Нужно сказать, что во время этой, как мне тогда казалось, последней встречи (потом были и другие) я был растроган почти до слез. Думалось о том, что я никогда, наверное, уже не увижу этого человека, с которым так неожиданно меня связала судьба. При всем том, что у меня были и горькие минуты общения с ним, о которых мне неприятно вспоминать, я, в сущности, привязался к нему. Три года, которые я провел вместе с президентом, были годами чрезвычайного напряжения сил и накала эмоций. Было чувство общей опасности. Это взламывает формальные барьеры отношений. К тому же я очень многим обязан этому человеку. Прежде всего тем, что получил представление о том, что такое масштаб государственной политики и масштаб личности. Жизни была придана, если можно так сказать, та высокая нота, которая делает существование исторически осмысленным. Опыт человека и писателя привел меня к довольно грустному заключению, что по-настоящему умных, глубоких и сильных людей не так уж и много. Талант, в том числе и политический, явление редкое. Поэтому поработать с таким человеком, как Ельцин, – это подарок судьбы.

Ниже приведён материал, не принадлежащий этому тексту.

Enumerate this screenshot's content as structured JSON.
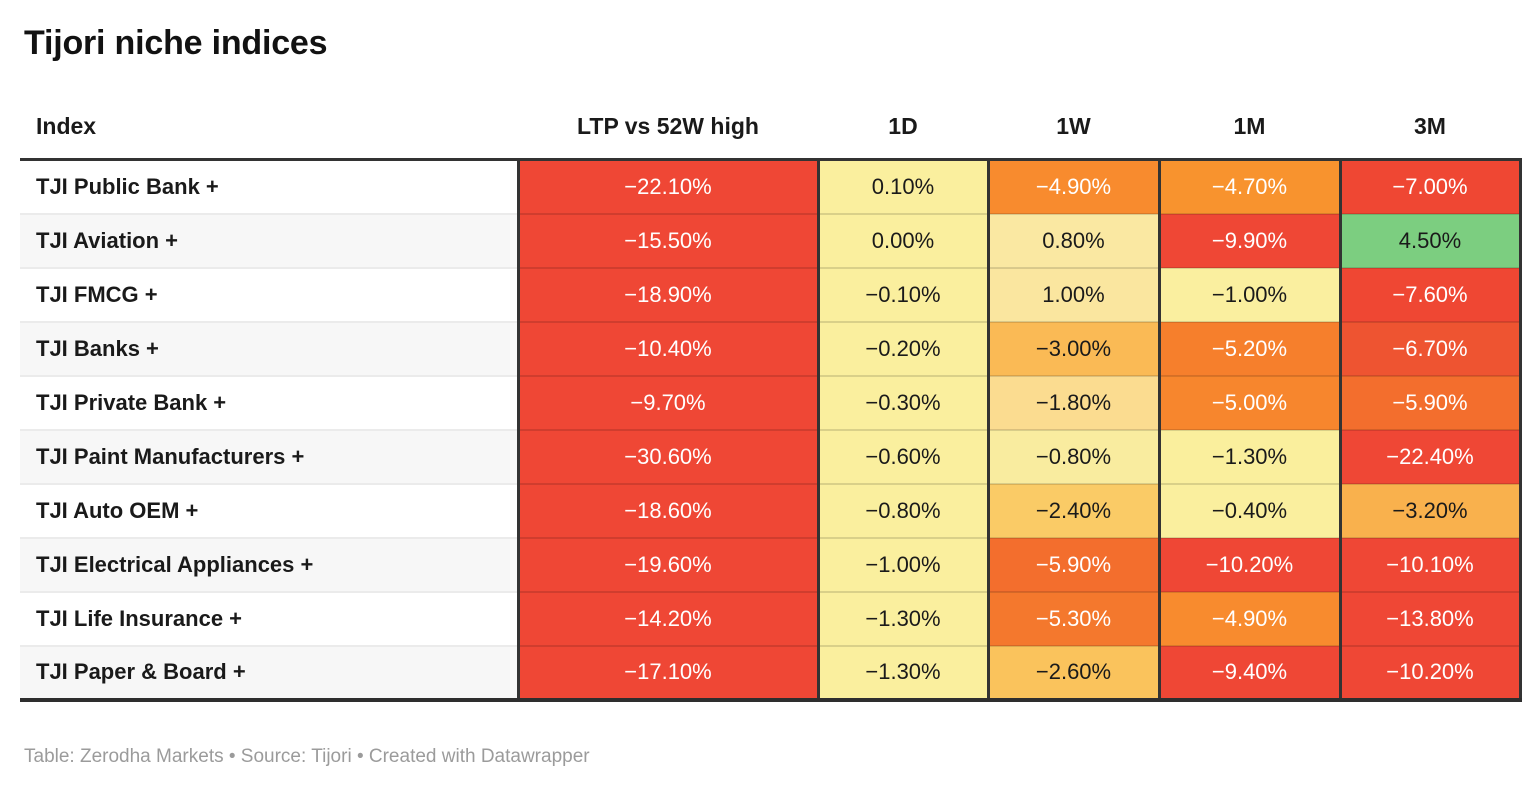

Вспоминаю, как были удивлены мои друзья, когда узнали о моем назначении. Многие отговаривали: «Зачем тебе это? Был свободным человеком, писал на даче статьи, романы, прилично зарабатывал. А теперь стал чиновником». Я оправдывался, как мог. Говорил о том, что иду работать не из карьерных соображений, а по «демократическому убеждению». Друзья верили и не верили. «По крайней мере, напишешь потом книгу», – говорили они.

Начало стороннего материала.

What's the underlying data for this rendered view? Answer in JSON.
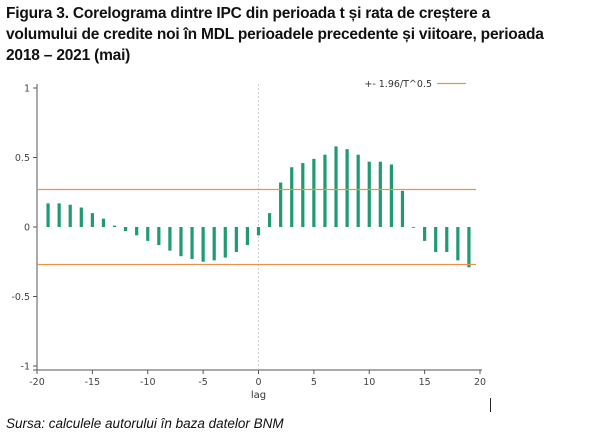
{
  "title": "Figura 3. Corelograma dintre IPC din perioada t și rata de creștere a volumului de credite noi în MDL perioadele precedente și viitoare, perioada 2018 – 2021 (mai)",
  "source": "Sursa: calculele autorului în baza datelor BNM",
  "colors": {
    "bars": "#1f9a72",
    "band": "#e8954a",
    "zero_line": "#cfcfcf",
    "axis": "#555555"
  },
  "chart_data": {
    "type": "bar",
    "xlabel": "lag",
    "ylabel": "",
    "xlim": [
      -20,
      20
    ],
    "ylim": [
      -1,
      1
    ],
    "xticks": [
      "-20",
      "-15",
      "-10",
      "-5",
      "0",
      "5",
      "10",
      "15",
      "20"
    ],
    "yticks": [
      "1",
      "0.5",
      "0",
      "-0.5",
      "-1"
    ],
    "x": [
      -19,
      -18,
      -17,
      -16,
      -15,
      -14,
      -13,
      -12,
      -11,
      -10,
      -9,
      -8,
      -7,
      -6,
      -5,
      -4,
      -3,
      -2,
      -1,
      0,
      1,
      2,
      3,
      4,
      5,
      6,
      7,
      8,
      9,
      10,
      11,
      12,
      13,
      14,
      15,
      16,
      17,
      18,
      19
    ],
    "values": [
      0.17,
      0.17,
      0.16,
      0.14,
      0.1,
      0.06,
      0.01,
      -0.03,
      -0.06,
      -0.1,
      -0.13,
      -0.17,
      -0.21,
      -0.23,
      -0.25,
      -0.24,
      -0.22,
      -0.18,
      -0.13,
      -0.06,
      0.1,
      0.32,
      0.43,
      0.46,
      0.49,
      0.52,
      0.58,
      0.56,
      0.52,
      0.47,
      0.47,
      0.45,
      0.26,
      0.0,
      -0.1,
      -0.18,
      -0.18,
      -0.24,
      -0.29
    ],
    "band": 0.27,
    "legend": [
      {
        "label": "+- 1.96/T^0.5"
      }
    ],
    "legend_position": "top-right",
    "grid": false
  }
}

Конечно, мысль о книге присутствовала всегда. Писатель во мне родился раньше политика и, надеюсь, его переживет. Ко времени моего прихода в Кремль было уже опубликовано несколько романов. Так что в новом повороте судьбы я вольно или невольно видел и «сюжет для небольшого рассказа». Все эти три года за спиной пресс-секретаря всегда стоял писатель, иногда даже забегая вперед. Это обстоятельство, кстати, оказалось, с моей точки зрения, достаточно полезным и плодотворным. Я так и не стал чиновником. А восприятие себя как писателя давало и большую независимость суждений, и некую отстраненность взгляда на то, что происходит с тобой и вокруг тебя. Всегда присутствовала некая самоирония, не дававшая увлечься бюрократическими играми. Пресс-секретарь совершал все необходимые ему по должности действия и поступки; писатель, как скупой, копил детали и наблюдения, которые, может быть, и будут самыми интересными в этой книге.

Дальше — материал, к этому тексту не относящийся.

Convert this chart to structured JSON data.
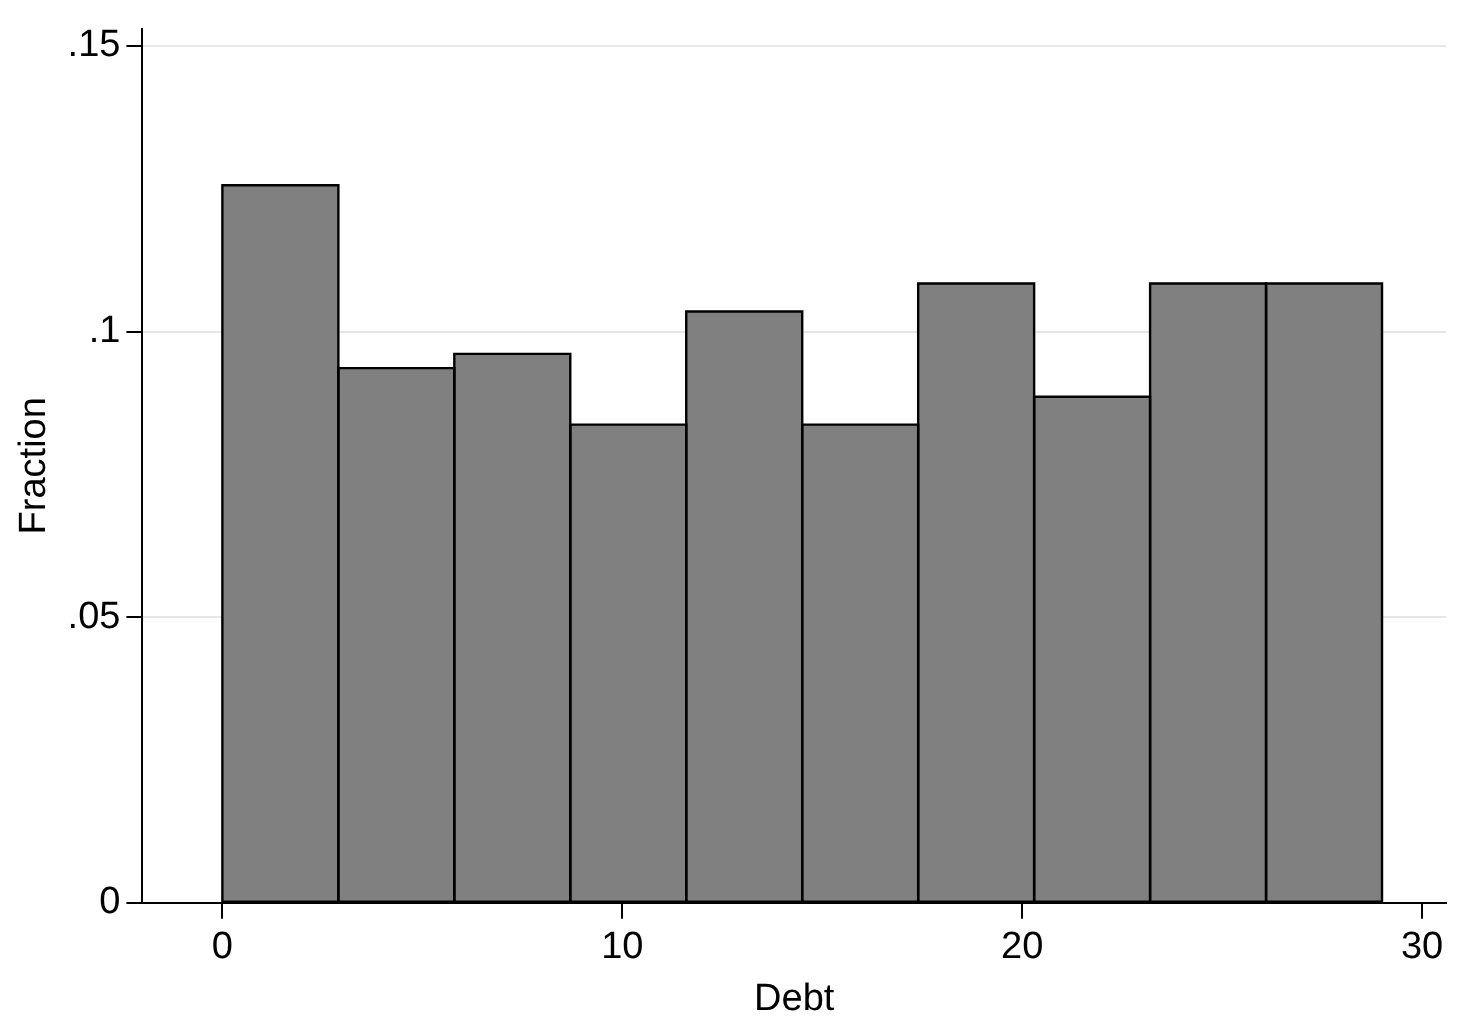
{
  "chart_data": {
    "type": "histogram",
    "xlabel": "Debt",
    "ylabel": "Fraction",
    "bins": [
      0,
      2.9,
      5.8,
      8.7,
      11.6,
      14.5,
      17.4,
      20.3,
      23.2,
      26.1,
      29
    ],
    "values": [
      0.1256,
      0.0936,
      0.0961,
      0.0837,
      0.1035,
      0.0837,
      0.1084,
      0.0886,
      0.1084,
      0.1084
    ],
    "color": "#808080",
    "xlim": [
      -2,
      30.6
    ],
    "xticks": [
      0,
      10,
      20,
      30
    ],
    "ylim": [
      0,
      0.153
    ],
    "yticks": [
      {
        "value": 0,
        "label": "0"
      },
      {
        "value": 0.05,
        "label": ".05"
      },
      {
        "value": 0.1,
        "label": ".1"
      },
      {
        "value": 0.15,
        "label": ".15"
      }
    ],
    "grid": "y",
    "legend": false
  }
}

Я, кстати, никогда и не скрывал, что буду писать о работе в Кремле, в том числе и от президента. Помню, на презентации книги «Записки президента» я сказал Борису Николаевичу полушутя-полусерьезно: «Теперь моя очередь». «Вам еще рано», – был ответ. Был разговор об этом и во время нашей последней встречи. Я не хотел скрывать своих намерений и вызывать этим ненужные подозрения. О будущей книге я говорил друзьям, говорил кое-кому из близких людей в Кремле. Иллюзий по поводу того, что эти разговоры неизвестны Службе безопасности президента, у меня не было. Все мои телефоны прослушивались. Уверен, что не только телефоны. Один из знакомых мне членов Президентского совета научил меня нехитрому приему, как это проверять при помощи некоего набора цифр. Когда их набираешь, то в трубке раздается характерное попискивание – признак того, что аппарат на прослушивании. Как-то во время дружеского застолья я сказал: Михаилу Барсукову: «Ну что вы меня слушаете, мне нечего скрывать». Михаил Иванович улыбнулся свойственной ему таинственной улыбкой Джоконды и похлопал меня по плечу, так ничего и не сказав. Не подтвердил, но и не стал отрицать, зная, что я все равно не поверю. Пишу об этом, кстати, без всякой претензии и совсем не для того, чтобы кого-то обвинять. У каждого своя работа. На то Служба безопасности и существует, чтобы бдить. Насколько тонко и незаметно это делается – уже вопрос профессионализма. В любом случае все помощники президента исходили из представления, что нас слушают, и, если нам нужно было сказать друг другу нечто, не предназначенное для «больших ушей» Кремля, мы просто при разговоре обменивались записочками, которые потом уничтожали. Иногда в веселую минуту, когда мы собирались за праздничным столом в узком кругу людей, которые безусловно доверяли друг другу, мы позволяли себе устраивать забавные мистификации.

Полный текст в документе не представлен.